Riddle 53 Biogradska_suma.jpg

Photo of Biogradska forest in Montenegro (by Snežana Trifunović) from Wikimedia Commons (license: CC BY-SA 3.0)

 

Perhaps most significantly, Riddle 53 stands with The Dream of the Rood and other riddles of torture in forcing the audience to consider the world from the point of view of what humanity typically views as “raw materials” for our built world. As Jennifer Neville points out, “in Exeter Book Riddles 53 and 88, [. . .] a tree and the antler of a deer, both dwelling happily and naturally in the forest (bearu, holt), are seized, removed from their environment, wounded and used by human beings; as tools, as battering rams and ink-horns” (page 115). These things “are forced on wera æhtum ‘into the possessions of men’ (Exeter Book Riddle 88, 23b)” (page 115).

If we keep “battering ram” while adding “cross” and “gallows,” then we can start exploring the idea of Christ and the crucifix as invaders. Perhaps this is an oblique reference to the harrowing of hell — when Christ invaded hell to bring salvation to the righteous who died before his crucifixion, thereby “stealing” souls from Satan. As with so many of the Exeter riddles, no one solution is totally satisfying; it’s the collection of possible answers that allows us to see a tree in a forest for all of the potential lives it may lead after its felling.

 

References and Suggested Reading:

Aldhelm. Saint Aldhelm’s ‘Riddles.’ Edited and translated by A. M. Juster. Toronto: University of Toronto Press, 2015.

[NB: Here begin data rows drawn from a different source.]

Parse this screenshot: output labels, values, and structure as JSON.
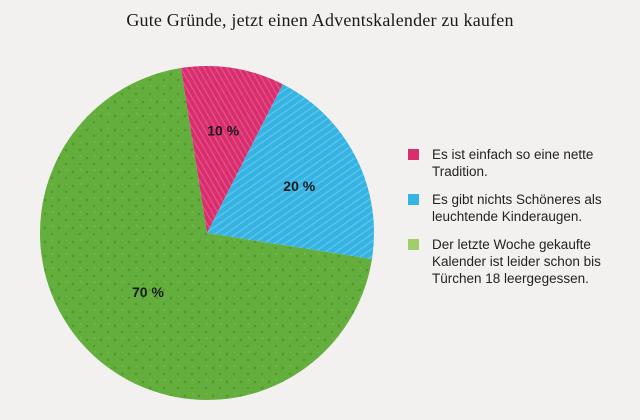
{
  "chart_data": {
    "type": "pie",
    "title": "Gute Gründe, jetzt einen Adventskalender zu kaufen",
    "slices": [
      {
        "label": "Es ist einfach so eine nette Tradition.",
        "value": 10,
        "value_label": "10 %",
        "color": "#d92e6e"
      },
      {
        "label": "Es gibt nichts Schöneres als leuchtende Kinderaugen.",
        "value": 20,
        "value_label": "20 %",
        "color": "#35b3e2"
      },
      {
        "label": "Der letzte Woche gekaufte Kalender ist leider schon bis Türchen 18 leergegessen.",
        "value": 70,
        "value_label": "70 %",
        "color": "#63ae3c"
      }
    ],
    "legend_position": "right",
    "start_angle": "top, slightly left of center"
  }
}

Bewick, Thomas. A History of British Birds. Vol. I (Newcastle: R. Ward and Sons, 1885) [Memorial Edition]

Bitterli, Dieter. Say What I Am Called. Toronto: University of Toronto Press, 2009 (esp. pages 151-69).

Neville, Jennifer. Representations of the Natural World in Old English Poetry. Cambridge: Cambridge University Press, 1999.

Niles, John D. Old English Enigmatic Poems and the Play of the Texts. Turnhout: Breopols, 2006.

Orchard, Andy. “The Dream of the Rood: Cross-References.” In New Readings in the Vercelli Book. Edited by Samantha Zacher and Andy Orchard. Toronto: University of Toronto Press, 2015, pages 225-53.

Wilcox, Jonathan. “New Solutions to Old English Riddles 17 and 53.” Philological Quarterly, vol. 69 (1990), pages 393-408.

Williamson, Craig. The Old English Riddles of the Exeter Book. Chapel Hill, NC: University of North Carolina Press, 1977.